Щедрая проза Ольги Вишнёвой — это южная готика, привитая к дичку южнорусской прозы. Сочность красок, характерный говорок, избыточность эпитетов, общая склонность к каталогизации впечатлений («мимо бледных пупырчатых окорочков, мимо горячих чебуреков, холодного пива, купальников, специй, резиновых тапок и надувных кругов, мимо пластиковой посуды и кухонной утвари»). Эффектные сравнения вроде «Их брови пренебрежительно вздернуты, как у дирижера столичной филармонии, которого пригласили на репетицию деревенского клуба балалаечников». Но главное в «Рынке» отнюдь не орнамент, хотя и его было бы достаточно. Важнее здесь: а) мысленный волк, точнее, пес, который иногда становится слишком реальным и б) встреча то ли с ангелами, то ли с пьянчужками, которые тебе между глотками пива терпеливо объяснят, что «дальнозоркая смерть уже пробралась в твои глаза». От такого чтения становится зябко — и щекотно. А еще это, между прочим, литературный дебют.
Евгения Джен Баранова
Ольга Вишнёва родилась в Казани в 1968 году. По профессии художник. Окончила живописный факультет в художественном институте им. Сурикова и магистратуру в университете Paris 8. Живёт в городе Невер, во Франции. Участвует в выставках и преподаёт в художественных студиях. Писать начала недавно и никогда не публиковала свои работы.
Ольга Вишнёва // Рынок
Так, на сегодня у нас… — я расправляю мятый листок со списком. Руки вспотели, и бумага прилипает к пальцам. Всего девять утра, а на рынке уже не продохнуть. Торговцы прячутся под навесами, обмахиваются газетами и разглядывают покупателей с любовным презрением. Покупатели рыскают меж рядов и сканируют прилавки лазерным прищуром. Возмущаются утренней жарой, ценами и несовершенством корнеплодов. Их дети изнывают от жары и просятся на море.
Я иду вдоль крытых ларьков и вычеркиваю из списка покупки: яйца, булка, масло, водка, помидоры и творог. Фумигатор и…
Ищу рифму к «творог» — порог, Сварог? Фумигатор и Сварог. Вроде подходит: нагревательный прибор и дух огня, родственные стихии…
— Постойте, гражданка! Вы забыли портмоне!
Антикварное «портмоне» меня пробуждает, и я оборачиваюсь.
— Что ж вы так, голубушка?

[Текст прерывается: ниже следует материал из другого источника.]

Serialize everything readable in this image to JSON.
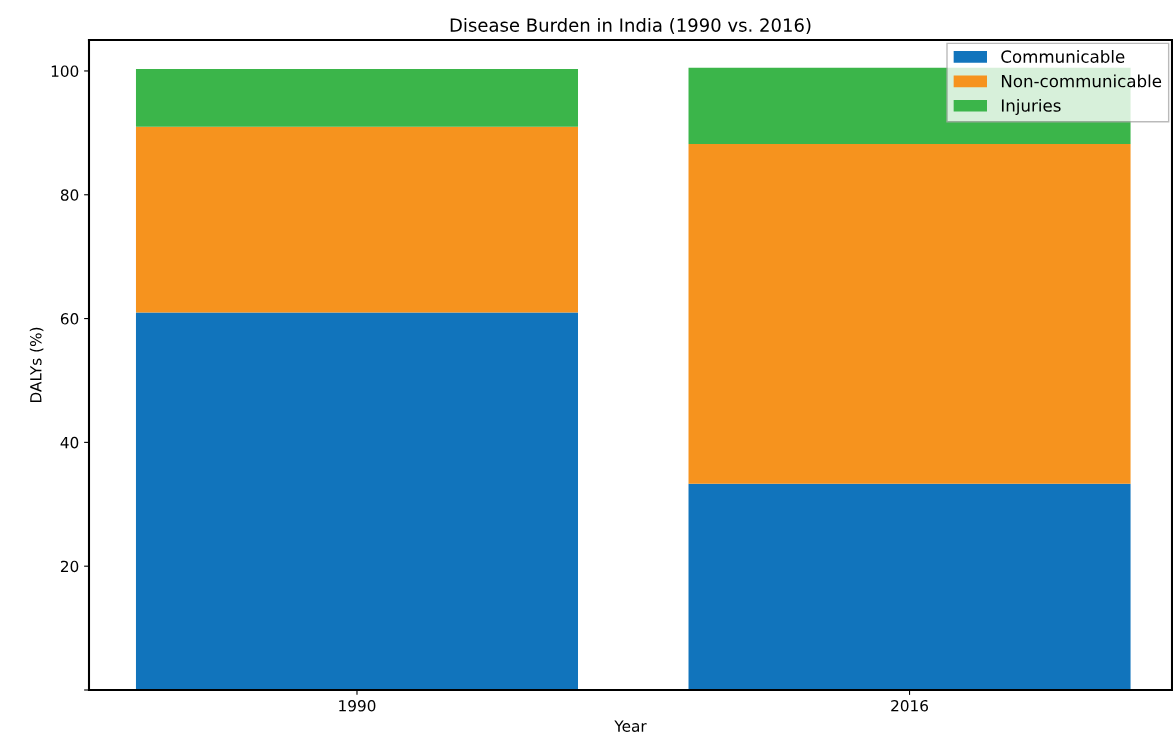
{
  "chart_data": {
    "type": "bar",
    "title": "Disease Burden in India (1990 vs. 2016)",
    "xlabel": "Year",
    "ylabel": "DALYs (%)",
    "categories": [
      "1990",
      "2016"
    ],
    "stacked": true,
    "series": [
      {
        "name": "Communicable",
        "color": "#1174bc",
        "values": [
          61,
          33.3
        ]
      },
      {
        "name": "Non-communicable",
        "color": "#f6931e",
        "values": [
          30,
          54.9
        ]
      },
      {
        "name": "Injuries",
        "color": "#3bb54a",
        "values": [
          9.3,
          12.3
        ]
      }
    ],
    "ylim": [
      0,
      105
    ],
    "yticks": [
      {
        "value": 0,
        "label": null
      },
      20,
      40,
      60,
      80,
      100
    ],
    "grid": false,
    "legend": "top right"
  }
}
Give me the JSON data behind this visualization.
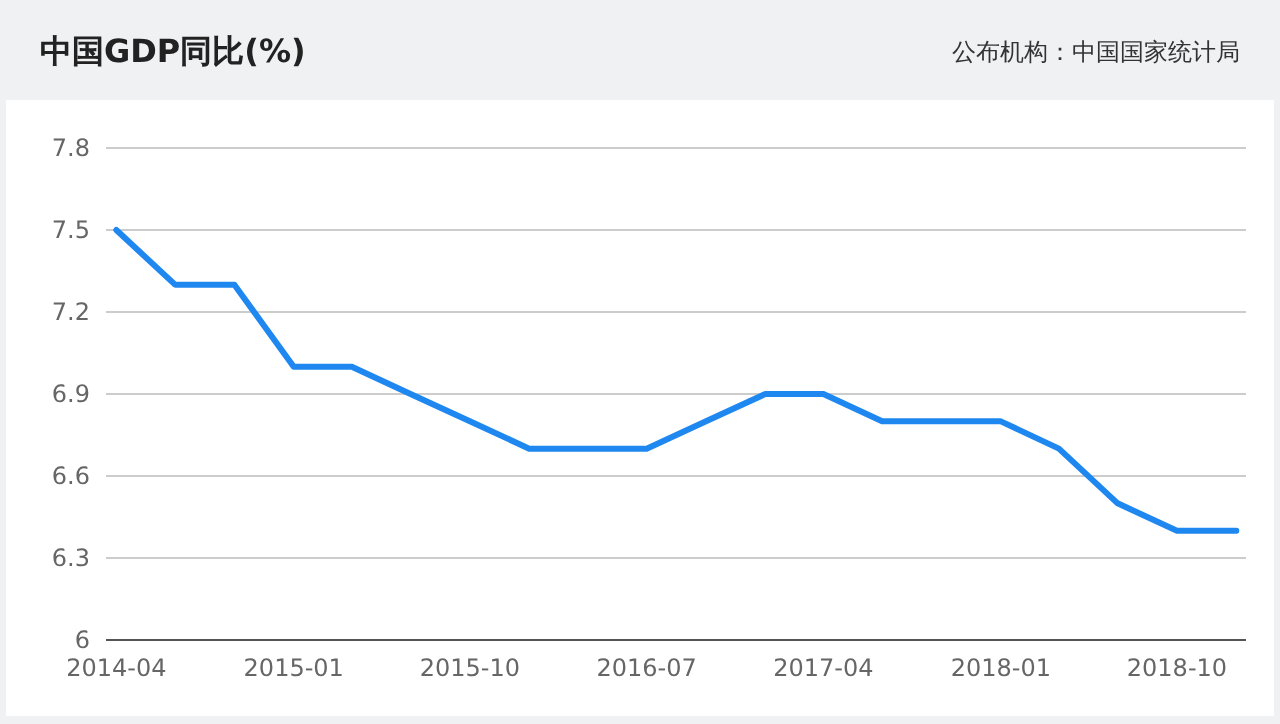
{
  "chart_data": {
    "type": "line",
    "title": "中国GDP同比(%)",
    "annotations": [
      "公布机构：中国国家统计局"
    ],
    "x": [
      "2014-04",
      "2014-07",
      "2014-10",
      "2015-01",
      "2015-04",
      "2015-07",
      "2015-10",
      "2016-01",
      "2016-04",
      "2016-07",
      "2016-10",
      "2017-01",
      "2017-04",
      "2017-07",
      "2017-10",
      "2018-01",
      "2018-04",
      "2018-07",
      "2018-10",
      "2019-01"
    ],
    "series": [
      {
        "color": "#1e88f0",
        "values": [
          7.5,
          7.3,
          7.3,
          7.0,
          7.0,
          6.9,
          6.8,
          6.7,
          6.7,
          6.7,
          6.8,
          6.9,
          6.9,
          6.8,
          6.8,
          6.8,
          6.7,
          6.5,
          6.4,
          6.4
        ]
      }
    ],
    "xlim": [
      "2014-03-16",
      "2019-01-16"
    ],
    "xticks": [
      {
        "value": "2014-04",
        "label": "2014-04"
      },
      {
        "value": "2015-01",
        "label": "2015-01"
      },
      {
        "value": "2015-10",
        "label": "2015-10"
      },
      {
        "value": "2016-07",
        "label": "2016-07"
      },
      {
        "value": "2017-04",
        "label": "2017-04"
      },
      {
        "value": "2018-01",
        "label": "2018-01"
      },
      {
        "value": "2018-10",
        "label": "2018-10"
      }
    ],
    "ylim": [
      6,
      7.8
    ],
    "yticks": [
      6,
      6.3,
      6.6,
      6.9,
      7.2,
      7.5,
      7.8
    ],
    "grid": "y",
    "marker": "none",
    "line_style": "solid"
  }
}
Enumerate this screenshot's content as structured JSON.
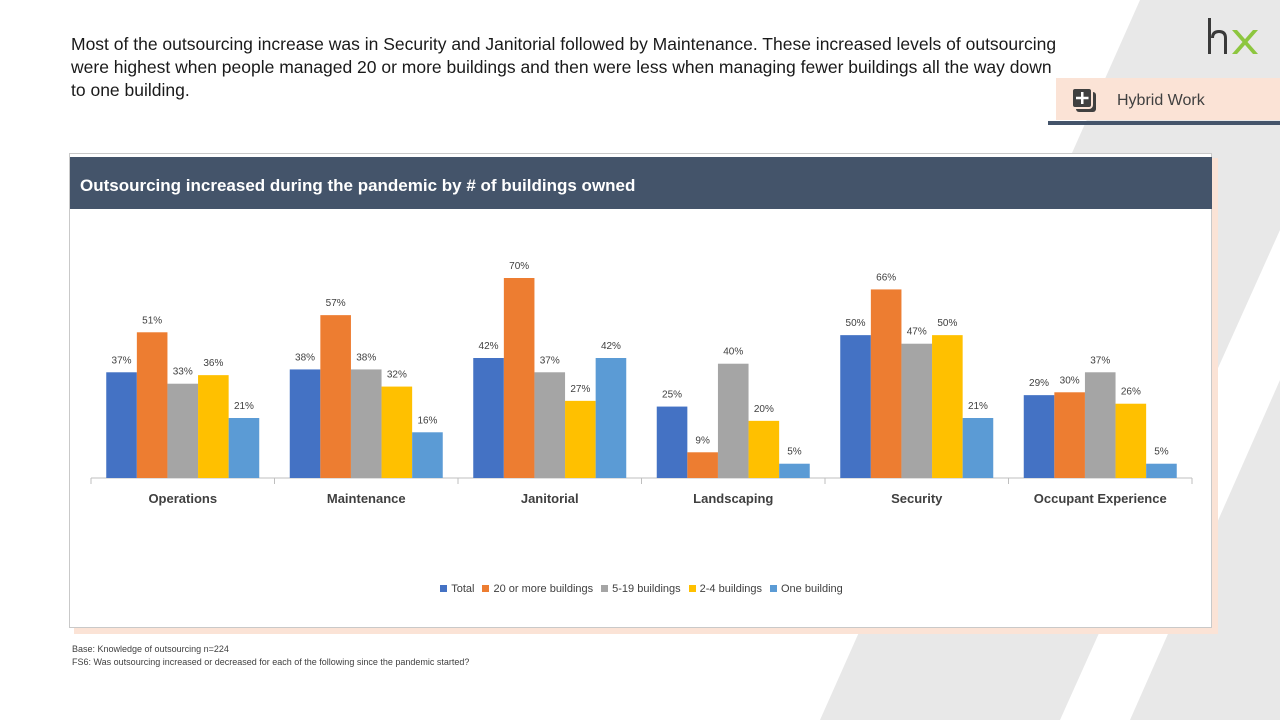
{
  "intro_text": "Most of the outsourcing increase was in Security and Janitorial followed by Maintenance. These increased levels of outsourcing were highest when people managed 20 or more buildings and then were less when managing fewer buildings all the way down to one building.",
  "logo": {
    "text": "hx",
    "colors": [
      "#3a3a3a",
      "#8dc63f"
    ]
  },
  "tag": {
    "label": "Hybrid Work",
    "icon": "plus-square-icon"
  },
  "footnotes": {
    "base": "Base: Knowledge of outsourcing n=224",
    "question": "FS6: Was outsourcing increased or decreased for each of the following since the pandemic started?"
  },
  "colors": {
    "title_bar": "#44546a",
    "accent_peach": "#fbe3d6"
  },
  "chart_data": {
    "type": "bar",
    "title": "Outsourcing  increased during the pandemic by # of buildings owned",
    "categories": [
      "Operations",
      "Maintenance",
      "Janitorial",
      "Landscaping",
      "Security",
      "Occupant Experience"
    ],
    "series": [
      {
        "name": "Total",
        "color": "#4472c4",
        "values": [
          37,
          38,
          42,
          25,
          50,
          29
        ]
      },
      {
        "name": "20 or more buildings",
        "color": "#ed7d31",
        "values": [
          51,
          57,
          70,
          9,
          66,
          30
        ]
      },
      {
        "name": "5-19 buildings",
        "color": "#a5a5a5",
        "values": [
          33,
          38,
          37,
          40,
          47,
          37
        ]
      },
      {
        "name": "2-4 buildings",
        "color": "#ffc000",
        "values": [
          36,
          32,
          27,
          20,
          50,
          26
        ]
      },
      {
        "name": "One building",
        "color": "#5b9bd5",
        "values": [
          21,
          16,
          42,
          5,
          21,
          5
        ]
      }
    ],
    "value_suffix": "%",
    "ylim": [
      0,
      80
    ],
    "legend_position": "bottom",
    "grid": false
  }
}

Возьмите и больше не теряйте! — строгая продавщица фумигаторов и бытовой химии протягивает мне кошелек и укоризненно качает головой. Она в темном костюме с белым кружевным воротничком, но без монокля.
— Спасибо. Больше не буду.
И иду дальше: мимо бледных пупырчатых окорочков, мимо горячих чебуреков, холодного пива, купальников, специй, резиновых тапок и надувных кругов, мимо пластиковой посуды и кухонной утвари. В пирамиде кастрюль из блестящей нержавейки отражаются десятки разных меня: толстых, тонких, расплющенных и вытянутых; со ступнями, растущими из подбородка, с носом, как у пожилого боксера, и с крокодильим хвостом. Беспечные Я резвятся в нержавеющих мирах, перетекают друг в друга, сливаются с небом и повисают вверх ногами в полусферах сияющих половников. Я поднимаю руку, и мои неведомые сущности отвечают на приветствие ироничными зигзагами. Радуясь многогранности своей натуры, я шевелю пальцами и улыбаюсь кастрюльным уродцам. Они тоже улыбаются, кивают в ответ и зазывают в гости. Я делаю шаг навстречу…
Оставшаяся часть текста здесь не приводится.